In round three I once again played against Anthony, who had bested me in the week previous. Sitting at another pod, he had put together a very solid red/white aggro deck.  Game one was very close, with portent of betrayal stealing his eggs-in-one-basket threat to deal him lethal from twelve points of life.  Meanwhile, I had been at two.  Game two, proved to be a quick affair as he landed an ordeal on his arena athlete and went to town.  By the time of the athletes second attack, I had out two blockers which could conceivably trade with the athlete + ordeal.  I knew it would be my last chance to make this trade, as next turn the ordeal would pop, and kill one of my creatures. If that happened, he's have both the 5/4 and one of my creatures would die, so I made the double block, hoping against all odds that he didn't have the trick I suspected was there.  Lightning strike was the card that spoiled my double block, and very painfully I swept both creatures into the graveyard.

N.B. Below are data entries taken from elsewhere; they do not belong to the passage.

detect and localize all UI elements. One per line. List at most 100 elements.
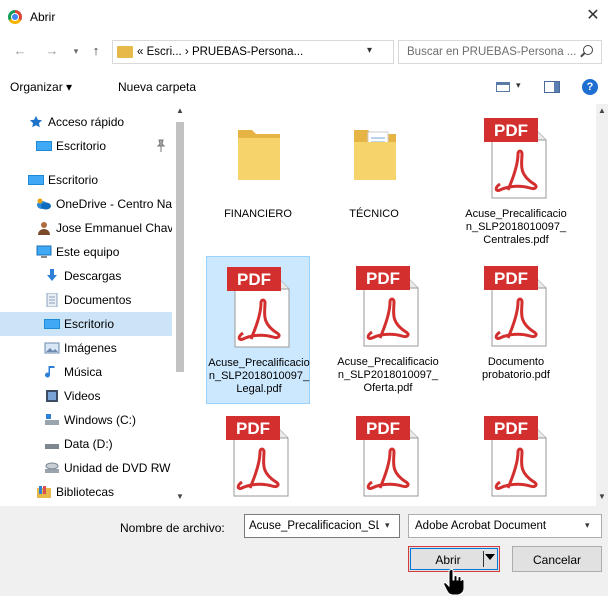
preview-pane-icon[interactable] [544,81,560,93]
forward-button[interactable]: → [44,42,60,60]
sidebar-item-desktop-pinned[interactable]: Escritorio [0,134,172,158]
pdf-file-item[interactable]: PDF Acuse_Precalificacion_SLP2018010097_… [464,108,568,256]
sidebar-item-pictures[interactable]: Imágenes [0,336,172,360]
folder-icon [117,46,133,58]
pdf-file-item[interactable]: PDF [464,406,568,506]
pdf-file-item-selected[interactable]: PDF Acuse_Precalificacion_SLP2018010097_… [206,256,310,404]
file-name: Acuse_Precalificacion_SLP2018010097_Lega… [208,357,310,395]
window-title: Abrir [30,10,56,24]
scrollbar-thumb[interactable] [176,122,184,372]
new-folder-button[interactable]: Nueva carpeta [118,80,196,94]
sidebar-item-label: Escritorio [64,317,115,331]
pdf-label: PDF [366,269,400,288]
sidebar-item-this-pc[interactable]: Este equipo [0,240,172,264]
chevron-down-icon[interactable]: ▾ [385,520,390,531]
sidebar-item-label: Unidad de DVD RW ( [64,461,172,475]
pdf-file-item[interactable]: PDF [206,406,310,506]
sidebar-item-drive-c[interactable]: Windows (C:) [0,408,172,432]
folder-icon [238,130,280,180]
breadcrumb[interactable]: « Escri... › PRUEBAS-Persona... [137,46,303,58]
download-icon [47,269,57,281]
open-dropdown-button[interactable] [483,551,496,567]
search-input[interactable]: Buscar en PRUEBAS-Persona ... [407,46,576,58]
folder-icon [354,130,396,180]
sidebar-item-label: Imágenes [64,341,117,355]
scroll-down-icon[interactable]: ▼ [596,492,608,501]
up-button[interactable]: ↑ [88,42,104,60]
folder-item[interactable]: TÉCNICO [322,108,426,256]
pin-icon[interactable] [156,139,166,153]
help-icon[interactable]: ? [582,79,598,95]
sidebar-item-label: Data (D:) [64,437,113,451]
file-type-select[interactable]: Adobe Acrobat Document ▾ [408,514,602,538]
pdf-file-icon: PDF [484,118,547,199]
scroll-up-icon[interactable]: ▲ [596,106,608,115]
star-icon [29,115,43,128]
sidebar-item-desktop-selected[interactable]: Escritorio [0,312,172,336]
pdf-file-icon: PDF [484,266,547,347]
file-name: Documento probatorio.pdf [482,356,550,381]
back-button[interactable]: ← [12,42,28,60]
scroll-up-icon[interactable]: ▲ [174,106,186,115]
sidebar-item-label: Jose Emmanuel Chave [56,221,172,235]
open-button-label: Abrir [435,553,461,567]
cancel-button-label: Cancelar [532,553,582,567]
file-type-value[interactable]: Adobe Acrobat Document [415,520,546,532]
dropdown-arrow-icon [485,554,495,560]
sidebar-item-music[interactable]: Música [0,360,172,384]
navigation-pane: Acceso rápido Escritorio Escritorio OneD… [0,104,186,506]
chevron-down-icon[interactable]: ▾ [585,520,590,531]
pdf-file-icon: PDF [484,416,547,497]
sidebar-item-onedrive[interactable]: OneDrive - Centro Na [0,192,172,216]
drive-c-icon [45,414,59,425]
pdf-label: PDF [236,419,270,438]
cancel-button[interactable]: Cancelar [512,546,602,572]
sidebar-item-label: OneDrive - Centro Na [56,197,172,211]
pdf-file-icon: PDF [227,267,290,348]
scroll-down-icon[interactable]: ▼ [174,492,186,501]
sidebar-item-downloads[interactable]: Descargas [0,264,172,288]
desktop-icon [28,175,44,185]
sidebar-item-quick-access[interactable]: Acceso rápido [0,110,172,134]
search-box[interactable]: Buscar en PRUEBAS-Persona ... [398,40,602,64]
sidebar-item-label: Acceso rápido [48,115,125,129]
videos-icon [46,390,58,402]
file-name: TÉCNICO [349,208,399,220]
organize-button[interactable]: Organizar ▾ [10,80,72,94]
file-list-scrollbar[interactable]: ▲ ▼ [596,104,608,506]
sidebar-item-documents[interactable]: Documentos [0,288,172,312]
sidebar-item-label: Descargas [64,269,122,283]
folder-item[interactable]: FINANCIERO [206,108,310,256]
recent-locations-chevron-icon[interactable]: ▾ [68,42,84,60]
sidebar-item-desktop[interactable]: Escritorio [0,168,172,192]
pdf-file-item[interactable]: PDF [336,406,440,506]
close-button[interactable]: ✕ [582,6,604,26]
pdf-file-item[interactable]: PDF Documento probatorio.pdf [464,256,568,404]
sidebar-scrollbar[interactable]: ▲ ▼ [174,104,186,506]
file-name: FINANCIERO [224,208,292,220]
sidebar-item-label: Windows (C:) [64,413,137,427]
computer-icon [36,245,52,258]
address-bar[interactable]: « Escri... › PRUEBAS-Persona... ▾ [112,40,394,64]
desktop-icon [36,141,52,151]
pdf-file-item[interactable]: PDF Acuse_Precalificacion_SLP2018010097_… [336,256,440,404]
sidebar-item-libraries[interactable]: Bibliotecas [0,480,172,504]
view-options-icon[interactable] [496,82,510,92]
filename-field[interactable]: Acuse_Precalificacion_SL ▾ [244,514,400,538]
search-icon[interactable] [583,45,593,55]
sidebar-item-label: Documentos [64,293,132,307]
sidebar-item-videos[interactable]: Videos [0,384,172,408]
dvd-icon [45,462,59,473]
sidebar-item-drive-d[interactable]: Data (D:) [0,432,172,456]
sidebar-item-label: Escritorio [56,139,107,153]
pdf-file-icon: PDF [226,416,289,497]
sidebar-item-dvd[interactable]: Unidad de DVD RW ( [0,456,172,480]
filename-value[interactable]: Acuse_Precalificacion_SL [249,520,379,532]
chevron-down-icon[interactable]: ▾ [367,45,372,56]
onedrive-icon [37,198,51,210]
pictures-icon [44,342,60,354]
sidebar-item-user[interactable]: Jose Emmanuel Chave [0,216,172,240]
chevron-down-icon[interactable]: ▾ [516,80,521,91]
pdf-label: PDF [494,121,528,140]
hand-cursor-icon [444,568,464,596]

Was I right to make the block there?  I had more creatures to play, in perhaps an attempt to race him, but with his enormous arena athlete I couldn't imagine a race going in my favor.  It would have been interesting to see how the game would have played out had I not blocked in that situation, but in truth both avenues were probably doomed against his considerable draw.  Game three was much closer.  On the play, I began to land my two drops, and I took an early game lead, getting him down to 13 and then 9 life.  However, he had been applying pressure to me as well, casting a quite burly heliod's emmisary that halted my attacks.  Once suited with an observant alseid, it became a nightmare to deal with, an attacking and blocking machine, equally adept at both roles.  In the end, I had one turn left to get in before my own death, and even with a boon of erebos I could only put him to one.

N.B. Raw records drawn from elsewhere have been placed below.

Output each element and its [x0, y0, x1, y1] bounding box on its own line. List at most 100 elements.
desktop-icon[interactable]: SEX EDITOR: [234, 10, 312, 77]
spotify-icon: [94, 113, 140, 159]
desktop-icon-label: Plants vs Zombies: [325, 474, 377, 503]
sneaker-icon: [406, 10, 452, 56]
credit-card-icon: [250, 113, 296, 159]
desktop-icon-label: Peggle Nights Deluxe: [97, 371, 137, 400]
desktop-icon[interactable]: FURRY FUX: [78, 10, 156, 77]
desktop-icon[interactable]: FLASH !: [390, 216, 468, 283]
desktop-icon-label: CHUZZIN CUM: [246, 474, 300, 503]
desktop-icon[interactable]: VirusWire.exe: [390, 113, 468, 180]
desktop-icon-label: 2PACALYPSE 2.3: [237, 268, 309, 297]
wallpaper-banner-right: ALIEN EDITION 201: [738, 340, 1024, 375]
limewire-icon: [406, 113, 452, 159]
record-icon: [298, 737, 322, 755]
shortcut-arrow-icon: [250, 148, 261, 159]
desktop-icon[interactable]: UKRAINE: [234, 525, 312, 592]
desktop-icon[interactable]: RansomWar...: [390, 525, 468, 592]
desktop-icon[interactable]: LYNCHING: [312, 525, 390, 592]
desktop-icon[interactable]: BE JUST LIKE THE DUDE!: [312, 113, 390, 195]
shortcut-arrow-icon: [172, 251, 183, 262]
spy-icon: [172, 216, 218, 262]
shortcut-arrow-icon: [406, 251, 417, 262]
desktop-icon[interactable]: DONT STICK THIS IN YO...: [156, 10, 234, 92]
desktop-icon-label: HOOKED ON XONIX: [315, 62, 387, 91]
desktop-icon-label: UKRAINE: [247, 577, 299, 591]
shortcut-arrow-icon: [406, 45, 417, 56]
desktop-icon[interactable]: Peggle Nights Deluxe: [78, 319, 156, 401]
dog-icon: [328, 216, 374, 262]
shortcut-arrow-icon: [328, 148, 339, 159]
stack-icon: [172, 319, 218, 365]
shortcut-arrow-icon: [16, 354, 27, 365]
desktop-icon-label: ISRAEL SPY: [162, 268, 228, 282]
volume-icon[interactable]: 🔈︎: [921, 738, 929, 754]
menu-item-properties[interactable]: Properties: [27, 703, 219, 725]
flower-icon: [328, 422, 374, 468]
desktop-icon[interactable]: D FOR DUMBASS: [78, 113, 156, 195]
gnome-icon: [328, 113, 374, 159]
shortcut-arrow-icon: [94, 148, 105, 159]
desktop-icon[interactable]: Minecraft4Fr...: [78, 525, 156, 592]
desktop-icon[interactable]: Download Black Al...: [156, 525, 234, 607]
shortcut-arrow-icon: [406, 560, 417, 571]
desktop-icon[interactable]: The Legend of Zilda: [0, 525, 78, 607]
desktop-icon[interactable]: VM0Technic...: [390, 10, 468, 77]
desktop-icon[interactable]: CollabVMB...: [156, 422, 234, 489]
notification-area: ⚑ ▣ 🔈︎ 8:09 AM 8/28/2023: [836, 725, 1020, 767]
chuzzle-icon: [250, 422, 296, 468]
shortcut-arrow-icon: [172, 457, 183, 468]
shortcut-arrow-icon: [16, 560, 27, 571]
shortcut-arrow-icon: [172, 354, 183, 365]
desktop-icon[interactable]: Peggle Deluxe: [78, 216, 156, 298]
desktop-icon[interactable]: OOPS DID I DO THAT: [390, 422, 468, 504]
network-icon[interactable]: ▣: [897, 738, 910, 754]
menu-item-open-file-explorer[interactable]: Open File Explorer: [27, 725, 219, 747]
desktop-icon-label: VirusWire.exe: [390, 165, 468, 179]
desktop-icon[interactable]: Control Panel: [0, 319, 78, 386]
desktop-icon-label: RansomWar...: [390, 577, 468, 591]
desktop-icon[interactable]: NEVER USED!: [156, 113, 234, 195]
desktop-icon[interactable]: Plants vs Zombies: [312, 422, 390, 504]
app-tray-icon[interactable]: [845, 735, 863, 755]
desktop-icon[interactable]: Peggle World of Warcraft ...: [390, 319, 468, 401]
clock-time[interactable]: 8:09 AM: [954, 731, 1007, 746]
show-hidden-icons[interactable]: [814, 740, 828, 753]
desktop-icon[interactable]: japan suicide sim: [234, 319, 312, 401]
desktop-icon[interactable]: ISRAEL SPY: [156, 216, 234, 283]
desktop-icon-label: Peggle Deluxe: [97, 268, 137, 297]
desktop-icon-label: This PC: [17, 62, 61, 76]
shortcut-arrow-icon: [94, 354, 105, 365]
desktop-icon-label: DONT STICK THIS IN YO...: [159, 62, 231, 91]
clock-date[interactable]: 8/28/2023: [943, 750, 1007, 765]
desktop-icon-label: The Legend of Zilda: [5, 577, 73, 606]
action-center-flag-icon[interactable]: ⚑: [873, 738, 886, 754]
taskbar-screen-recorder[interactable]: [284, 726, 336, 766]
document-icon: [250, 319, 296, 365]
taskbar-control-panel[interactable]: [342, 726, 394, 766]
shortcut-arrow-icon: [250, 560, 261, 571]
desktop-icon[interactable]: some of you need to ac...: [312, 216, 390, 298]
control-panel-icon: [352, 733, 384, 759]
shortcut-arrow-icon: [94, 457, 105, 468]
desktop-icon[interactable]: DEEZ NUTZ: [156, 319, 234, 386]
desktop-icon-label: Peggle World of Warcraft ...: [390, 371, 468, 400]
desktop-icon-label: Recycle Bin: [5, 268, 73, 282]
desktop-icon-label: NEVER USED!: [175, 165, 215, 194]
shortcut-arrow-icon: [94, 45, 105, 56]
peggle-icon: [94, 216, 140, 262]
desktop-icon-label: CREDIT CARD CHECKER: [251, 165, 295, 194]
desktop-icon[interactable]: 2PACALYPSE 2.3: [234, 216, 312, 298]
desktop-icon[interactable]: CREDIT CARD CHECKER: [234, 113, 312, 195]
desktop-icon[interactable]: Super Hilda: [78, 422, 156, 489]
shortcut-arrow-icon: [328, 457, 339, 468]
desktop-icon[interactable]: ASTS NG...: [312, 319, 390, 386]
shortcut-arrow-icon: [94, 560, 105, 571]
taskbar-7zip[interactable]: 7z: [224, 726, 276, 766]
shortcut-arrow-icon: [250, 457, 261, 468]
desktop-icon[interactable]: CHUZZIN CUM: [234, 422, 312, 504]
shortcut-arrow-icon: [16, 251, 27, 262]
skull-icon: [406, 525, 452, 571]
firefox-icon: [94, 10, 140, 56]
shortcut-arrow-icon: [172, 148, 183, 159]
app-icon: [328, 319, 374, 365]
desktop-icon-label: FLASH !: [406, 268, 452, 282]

This match illustrated, I think, my own decks weaknesses. It lacked any form of hard removal, and had some below-average cards.  The fleetfeather sandals, scourgemark, wild celebrants and bronze sable were all less than ideal, and I would have been happier with many common cards that could take their place.  A single lightning strike, for example, would have improved the deck immeasurably.

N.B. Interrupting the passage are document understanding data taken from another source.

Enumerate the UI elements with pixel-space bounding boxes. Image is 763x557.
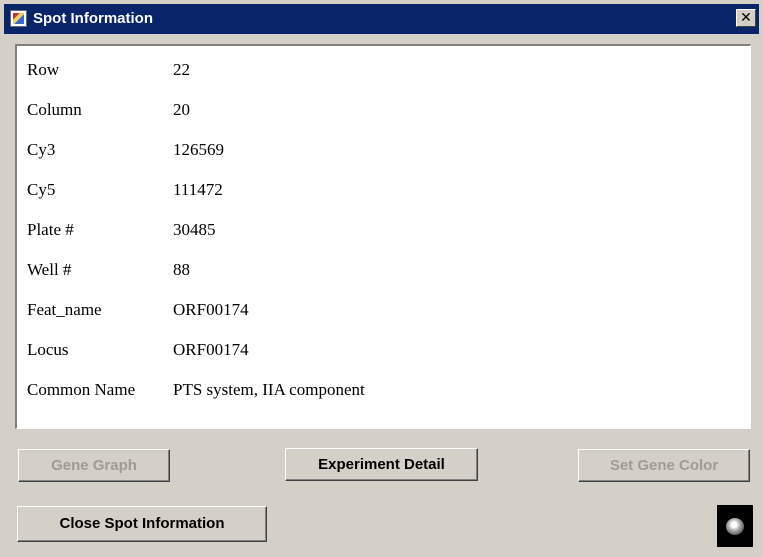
- close-icon: ✕: [740, 10, 752, 26]
- info-label: Cy5: [27, 180, 56, 199]
- experiment-detail-button[interactable]: Experiment Detail: [285, 448, 478, 481]
- info-value: 88: [173, 260, 190, 279]
- info-value: ORF00174: [173, 300, 249, 319]
- info-label: Feat_name: [27, 300, 102, 319]
- info-label: Cy3: [27, 140, 56, 159]
- rotating-logo-icon: [717, 505, 753, 547]
- info-value: 126569: [173, 140, 224, 159]
- gene-graph-button-label: Gene Graph: [51, 457, 137, 474]
- info-value: 111472: [173, 180, 223, 199]
- close-spot-information-button[interactable]: Close Spot Information: [17, 506, 267, 542]
- info-value: PTS system, IIA component: [173, 380, 365, 399]
- close-spot-information-button-label: Close Spot Information: [59, 515, 225, 532]
- info-label: Locus: [27, 340, 69, 359]
- experiment-detail-button-label: Experiment Detail: [318, 456, 445, 473]
- gene-graph-button[interactable]: Gene Graph: [18, 449, 170, 482]
- info-value: 20: [173, 100, 190, 119]
- set-gene-color-button-label: Set Gene Color: [609, 457, 719, 474]
- title-bar[interactable]: Spot Information ✕: [4, 4, 759, 34]
- info-value: ORF00174: [173, 340, 249, 359]
- set-gene-color-button[interactable]: Set Gene Color: [578, 449, 750, 482]
- info-label: Common Name: [27, 380, 136, 399]
- info-label: Row: [27, 60, 60, 79]
- window-title: Spot Information: [33, 10, 153, 27]
- spot-info-panel: Row 22 Column 20 Cy3 126569 Cy5 111472 P…: [15, 44, 751, 429]
- info-value: 22: [173, 60, 190, 79]
- java-app-icon: [10, 10, 27, 27]
- info-label: Column: [27, 100, 82, 119]
- info-label: Well #: [27, 260, 72, 279]
- info-label: Plate #: [27, 220, 74, 239]
- close-window-button[interactable]: ✕: [736, 9, 756, 27]
- info-value: 30485: [173, 220, 216, 239]
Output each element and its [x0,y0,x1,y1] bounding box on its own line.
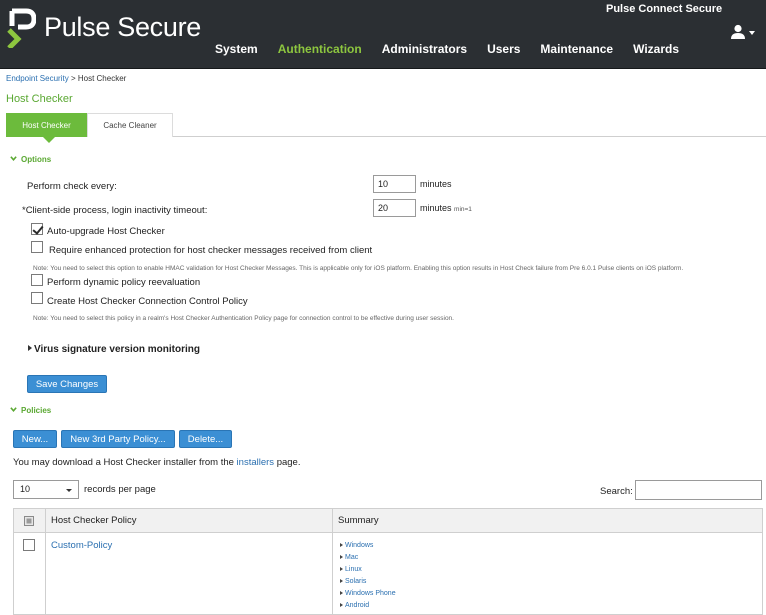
caret-right-icon [340,543,343,547]
tab-host-checker[interactable]: Host Checker [6,113,87,143]
summary-item-label: Mac [345,554,359,561]
options-header: Options [21,155,52,164]
timeout-input[interactable] [373,199,416,217]
column-header-policy[interactable]: Host Checker Policy [45,509,332,533]
nav-users[interactable]: Users [487,42,520,58]
nav-maintenance[interactable]: Maintenance [540,42,613,58]
summary-item-label: Linux [345,566,362,573]
tab-bar: Host Checker Cache Cleaner [6,113,766,143]
caret-right-icon [340,555,343,559]
policy-summary-list: Windows Mac Linux Solaris Windows Phone … [340,540,396,612]
policies-header: Policies [21,406,52,415]
column-divider [45,509,46,615]
search-label: Search: [600,486,633,497]
summary-item-solaris[interactable]: Solaris [340,576,396,588]
new-3rd-party-policy-button[interactable]: New 3rd Party Policy... [61,430,175,448]
page-title: Host Checker [6,93,73,105]
connection-control-note: Note: You need to select this policy in … [33,315,454,322]
chevron-down-icon [10,407,17,413]
records-per-page-select[interactable]: 10 [13,480,79,499]
policy-link-custom-policy[interactable]: Custom-Policy [51,540,112,551]
options-section-toggle[interactable]: Options [10,155,51,164]
product-name: Pulse Connect Secure [606,3,723,15]
check-every-input[interactable] [373,175,416,193]
summary-item-label: Windows Phone [345,590,396,597]
delete-policy-button[interactable]: Delete... [179,430,232,448]
records-per-page-value: 10 [20,484,31,494]
nav-wizards[interactable]: Wizards [633,42,679,58]
summary-item-label: Windows [345,542,374,549]
auto-upgrade-checkbox[interactable] [31,223,43,235]
caret-right-icon [28,345,32,351]
connection-control-label: Create Host Checker Connection Control P… [47,296,248,307]
breadcrumb-endpoint-security[interactable]: Endpoint Security [6,74,69,83]
select-all-icon[interactable] [24,516,34,526]
summary-item-mac[interactable]: Mac [340,552,396,564]
user-icon [731,24,755,39]
user-menu-button[interactable] [730,24,758,40]
row-select-checkbox[interactable] [23,539,35,551]
breadcrumb-current: Host Checker [77,74,127,83]
nav-authentication[interactable]: Authentication [278,42,362,58]
summary-item-label: Solaris [345,578,367,585]
timeout-label: *Client-side process, login inactivity t… [22,205,208,216]
policies-section-toggle[interactable]: Policies [10,406,51,415]
pulse-logo-icon [7,8,36,48]
caret-right-icon [340,579,343,583]
pulse-secure-logo[interactable]: Pulse Secure [6,6,206,52]
enhanced-protection-checkbox[interactable] [31,241,43,253]
nav-system[interactable]: System [215,42,258,58]
tab-cache-cleaner[interactable]: Cache Cleaner [87,113,173,137]
summary-item-label: Android [345,602,370,609]
chevron-down-icon [66,489,72,492]
save-changes-button[interactable]: Save Changes [27,375,107,393]
check-every-unit: minutes [420,179,452,189]
summary-item-android[interactable]: Android [340,600,396,612]
dynamic-reevaluation-label: Perform dynamic policy reevaluation [47,277,201,288]
brand-name: Pulse Secure [44,12,201,42]
installer-info: You may download a Host Checker installe… [13,457,300,468]
header-select-cell [14,509,45,533]
caret-right-icon [340,567,343,571]
connection-control-checkbox[interactable] [31,292,43,304]
breadcrumb-separator: > [70,74,76,83]
breadcrumb: Endpoint Security > Host Checker [6,74,126,83]
summary-item-windows[interactable]: Windows [340,540,396,552]
timeout-unit: minutes [420,203,452,213]
installers-link[interactable]: installers [237,457,275,468]
dynamic-reevaluation-checkbox[interactable] [31,274,43,286]
caret-right-icon [340,603,343,607]
virus-signature-toggle[interactable]: Virus signature version monitoring [28,344,200,355]
policies-table: Host Checker Policy Summary Custom-Polic… [13,508,763,615]
column-header-summary[interactable]: Summary [332,509,762,533]
timeout-unit-wrap: minutes min=1 [420,203,472,213]
caret-right-icon [340,591,343,595]
column-divider [332,509,333,615]
virus-signature-label: Virus signature version monitoring [34,344,200,355]
nav-administrators[interactable]: Administrators [382,42,467,58]
summary-item-linux[interactable]: Linux [340,564,396,576]
new-policy-button[interactable]: New... [13,430,57,448]
enhanced-protection-note: Note: You need to select this option to … [33,265,684,272]
installer-info-prefix: You may download a Host Checker installe… [13,457,234,468]
auto-upgrade-label: Auto-upgrade Host Checker [47,226,165,237]
records-per-page-label: records per page [84,484,156,495]
chevron-down-icon [10,156,17,162]
search-input[interactable] [635,480,762,500]
main-nav: System Authentication Administrators Use… [205,42,699,58]
enhanced-protection-label: Require enhanced protection for host che… [49,245,373,256]
installer-info-suffix: page. [276,457,301,468]
timeout-hint: min=1 [454,206,472,213]
summary-item-windows-phone[interactable]: Windows Phone [340,588,396,600]
top-header: Pulse Secure Pulse Connect Secure System… [0,0,766,69]
check-every-label: Perform check every: [27,181,117,192]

Round four was against Jay, another strong drafter who had brought a blue-black control deck to fight against my own rakdos machine.  Game 1 was close, as I mistakenly believed myself to be chocked on red mana after his sealock monster put a counter on one of my mountains.  If I had simply read the card, I might have taken that crucial game one, as he was at a precarious six life and I had Tymaret on board.  Taking game one was important as game two he played one of the sickest starts I've seen, as his wavecrash triton smashed in with an ordeal of thassa, and was later gifted a cavern lampad.  With my best creature locked down and all of my others dead to his removal spells, it's no surprise that  I was barely able to touch him while he swiftly clocked me.

While my record was less than impressive, I came away from the tournament happy with what I had learned.  I took a step outside of my comfort zone and it paid off with a deck that had a lot of play, as well as a way of punishing those who stumbled off to a slow start.  While I'm not looking to jump back into this archetype eagerly, as Theros continues to lack a large number of power-heavy one and two drops, I at last can see the viability of such a strategy.